When a Project Becomes a Prototype….

The retreat weekend is over, and I learned several things in addition to getting lots of KissingBallstitching done!

First, I took a class in peyote beading. I enjoyed the class, but I won’t be adding any peyote beading patterns to my designing efforts, or taking up beading in my spare time. I do hope to finish the bracelet we were working on, and when (if?) I get it finished I’ll post a picture here. I love jewelry, especially bracelets, since they don’t seem to be as fussy as necklaces.

I stitched several more models for the free charts I’ll be giving to the shop owners who stop by my booth at the January and February TNNA trade shows. One of the models is a color cross stitch version, similar to the mono-chromatic versions I posted previously. Another version is specialty stitches on linen, and the final one is specialty stitches on canvas. When I finish the models I’ll post pictures.

I worked on a deadline that was looming, a cross stitch alphabet for publication by Cross Stitch and Needlecraft for their 2013 Keepsake Calendar. I can’t show pictures here, but it turned out super cute and colorful! That project is now finished on its way to them.

Then I took another class, on finishing an ornament into a kissing ball. I was very enthused about this class for a number of reasons. I love being able to do my own finishing, especially for ornaments, and a round finish was something I haven’t been able to do. I wanted to see how adaptable the finish would be, hopefully to use for ovoid shapes next year (think Easter eggs!). I saw some potential for this finish, to release a set of four ornaments with an accompanying Christmas stocking next year, then possibly another set in other patterns and colors in subsequent years.

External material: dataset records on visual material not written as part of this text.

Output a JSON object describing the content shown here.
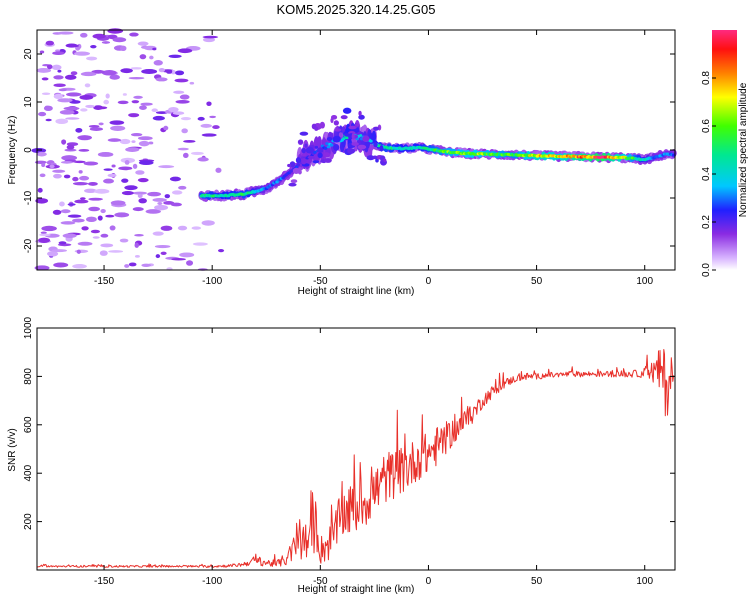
{
  "title": "KOM5.2025.320.14.25.G05",
  "chart_data": [
    {
      "type": "heatmap",
      "name": "spectrogram",
      "xlabel": "Height of straight line (km)",
      "ylabel": "Frequency (Hz)",
      "xlim": [
        -181,
        114
      ],
      "ylim": [
        -25,
        25
      ],
      "x_ticks": [
        -150,
        -100,
        -50,
        0,
        50,
        100
      ],
      "x_tick_labels": [
        "-150",
        "-100",
        "-50",
        "0",
        "50",
        "100"
      ],
      "y_ticks": [
        -20,
        -10,
        0,
        10,
        20
      ],
      "y_tick_labels": [
        "-20",
        "-10",
        "0",
        "10",
        "20"
      ],
      "ridge": {
        "x": [
          -105,
          -95,
          -85,
          -75,
          -68,
          -62,
          -57,
          -52,
          -47,
          -42,
          -37,
          -32,
          -27,
          -20,
          -12,
          -5,
          0,
          10,
          20,
          30,
          40,
          50,
          60,
          70,
          80,
          90,
          100,
          105,
          110,
          114
        ],
        "freq": [
          -9.5,
          -9.5,
          -9.2,
          -8,
          -6,
          -4,
          -1.5,
          0,
          0.8,
          2,
          3,
          2.8,
          1.5,
          0.5,
          0.3,
          0.5,
          0.2,
          -0.5,
          -0.8,
          -0.9,
          -1,
          -1.2,
          -1.3,
          -1.4,
          -1.5,
          -1.6,
          -2,
          -1.5,
          -0.8,
          -1
        ],
        "amplitude": [
          0.5,
          0.45,
          0.5,
          0.3,
          0.3,
          0.25,
          0.2,
          0.25,
          0.3,
          0.35,
          0.45,
          0.35,
          0.4,
          0.5,
          0.45,
          0.45,
          0.5,
          0.6,
          0.65,
          0.6,
          0.55,
          0.75,
          0.7,
          0.85,
          0.95,
          0.7,
          0.4,
          0.3,
          0.3,
          0.3
        ]
      },
      "colorbar": {
        "label": "Normalized spectral amplitude",
        "range": [
          0,
          1
        ],
        "ticks": [
          0,
          0.2,
          0.4,
          0.6,
          0.8
        ],
        "tick_labels": [
          "0.0",
          "0.2",
          "0.4",
          "0.6",
          "0.8"
        ]
      }
    },
    {
      "type": "line",
      "name": "snr",
      "xlabel": "Height of straight line (km)",
      "ylabel": "SNR (v/v)",
      "xlim": [
        -181,
        114
      ],
      "ylim": [
        0,
        1000
      ],
      "x_ticks": [
        -150,
        -100,
        -50,
        0,
        50,
        100
      ],
      "x_tick_labels": [
        "-150",
        "-100",
        "-50",
        "0",
        "50",
        "100"
      ],
      "y_ticks": [
        200,
        400,
        600,
        800,
        1000
      ],
      "y_tick_labels": [
        "200",
        "400",
        "600",
        "800",
        "1000"
      ],
      "series": [
        {
          "name": "SNR",
          "color": "#e8302a",
          "x": [
            -181,
            -160,
            -140,
            -120,
            -100,
            -90,
            -85,
            -80,
            -75,
            -70,
            -65,
            -60,
            -55,
            -52,
            -50,
            -45,
            -40,
            -35,
            -30,
            -25,
            -20,
            -15,
            -10,
            -5,
            0,
            5,
            10,
            15,
            20,
            25,
            30,
            35,
            40,
            45,
            50,
            55,
            60,
            65,
            70,
            75,
            80,
            85,
            90,
            95,
            100,
            105,
            108,
            110,
            112,
            114
          ],
          "y": [
            15,
            15,
            15,
            15,
            15,
            18,
            25,
            40,
            30,
            25,
            50,
            120,
            100,
            200,
            80,
            120,
            230,
            250,
            280,
            320,
            380,
            400,
            420,
            460,
            480,
            520,
            560,
            600,
            640,
            700,
            740,
            770,
            790,
            800,
            800,
            805,
            805,
            810,
            810,
            810,
            810,
            810,
            810,
            810,
            815,
            820,
            820,
            750,
            800,
            800
          ],
          "noise": [
            4,
            4,
            4,
            4,
            5,
            6,
            10,
            20,
            15,
            15,
            30,
            80,
            80,
            120,
            60,
            80,
            100,
            110,
            110,
            110,
            110,
            100,
            100,
            90,
            90,
            80,
            60,
            50,
            40,
            30,
            25,
            20,
            15,
            15,
            12,
            12,
            12,
            12,
            12,
            12,
            12,
            12,
            14,
            14,
            20,
            60,
            120,
            150,
            60,
            15
          ]
        }
      ]
    }
  ]
}
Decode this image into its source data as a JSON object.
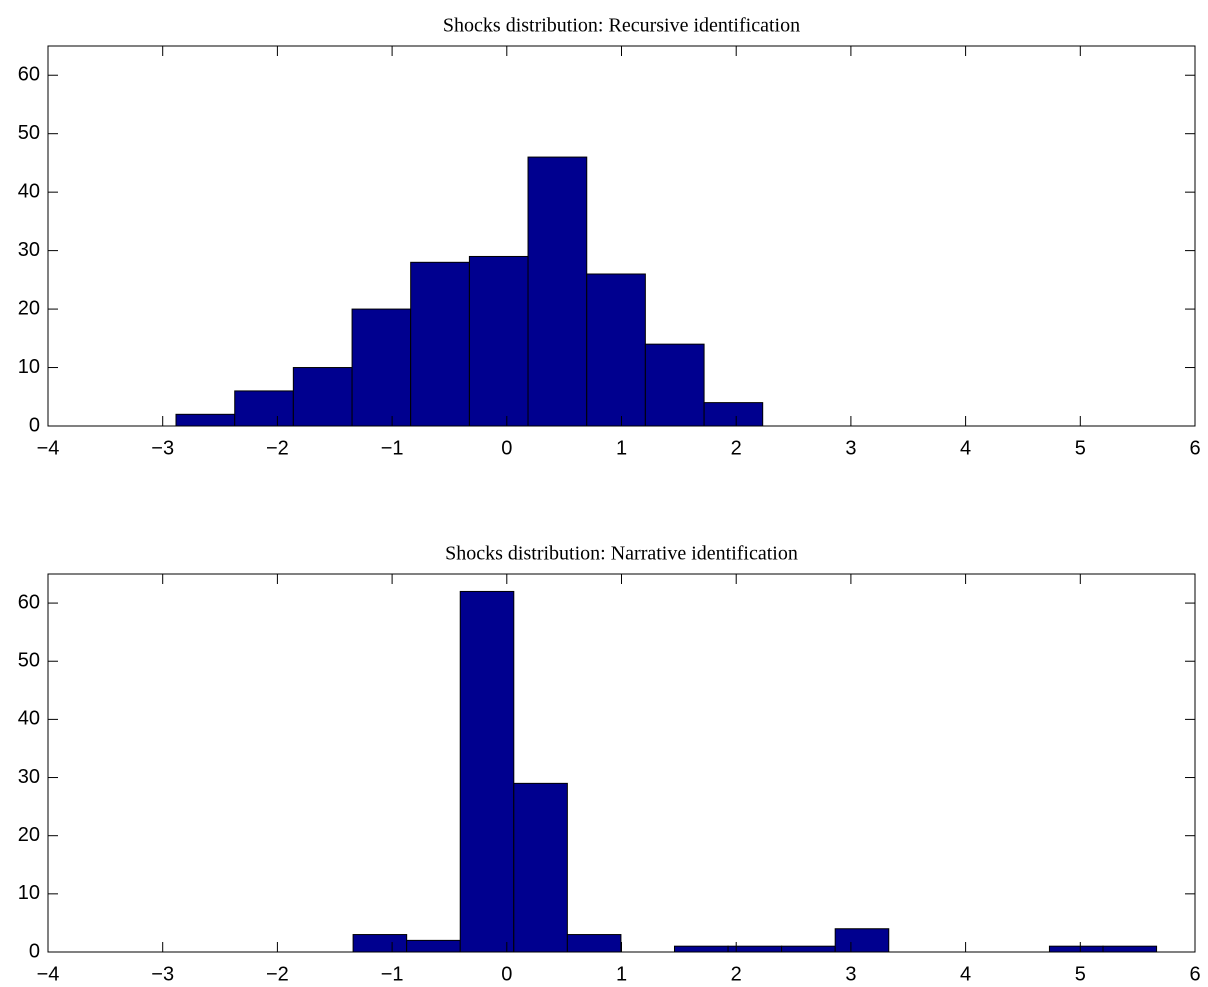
{
  "chart_data": [
    {
      "type": "histogram",
      "title": "Shocks distribution: Recursive identification",
      "color": "#00008f",
      "bins": [
        -2.884,
        -2.372,
        -1.861,
        -1.349,
        -0.838,
        -0.326,
        0.185,
        0.697,
        1.208,
        1.72,
        2.231
      ],
      "values": [
        2,
        6,
        10,
        20,
        28,
        29,
        46,
        26,
        14,
        4
      ],
      "xlim": [
        -4,
        6
      ],
      "ylim": [
        0,
        65
      ],
      "xticks": [
        {
          "value": -4,
          "label": "−4"
        },
        {
          "value": -3,
          "label": "−3"
        },
        {
          "value": -2,
          "label": "−2"
        },
        {
          "value": -1,
          "label": "−1"
        },
        0,
        1,
        2,
        3,
        4,
        5,
        6
      ],
      "yticks": [
        0,
        10,
        20,
        30,
        40,
        50,
        60
      ]
    },
    {
      "type": "histogram",
      "title": "Shocks distribution: Narrative identification",
      "color": "#00008f",
      "bins": [
        -1.34,
        -0.873,
        -0.406,
        0.061,
        0.528,
        0.995,
        1.462,
        1.929,
        2.396,
        2.863,
        3.33,
        3.797,
        4.264,
        4.731,
        5.198,
        5.665
      ],
      "values": [
        3,
        2,
        62,
        29,
        3,
        0,
        1,
        1,
        1,
        4,
        0,
        0,
        0,
        1,
        1
      ],
      "xlim": [
        -4,
        6
      ],
      "ylim": [
        0,
        65
      ],
      "xticks": [
        {
          "value": -4,
          "label": "−4"
        },
        {
          "value": -3,
          "label": "−3"
        },
        {
          "value": -2,
          "label": "−2"
        },
        {
          "value": -1,
          "label": "−1"
        },
        0,
        1,
        2,
        3,
        4,
        5,
        6
      ],
      "yticks": [
        0,
        10,
        20,
        30,
        40,
        50,
        60
      ]
    }
  ]
}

As it turns out, my design is a prototype. I discovered that the Rhodes stitches raise the stitching too much off the ball, so I won’t be using Rhodes stitches. My design was too large, so I need to reduce the scale a bit. I had to leave class, run to Wal-Mart and get a larger ball to fit my too-large stitching! I didn’t have the right kinds of trims, but a friend was kind to give me some of hers. All useful lessons, and now I know what I need to do to make better designs for a round finish. My “prototype” will be used for our ANG chapter ornament exchange, so I hope the recipient has a very large tree!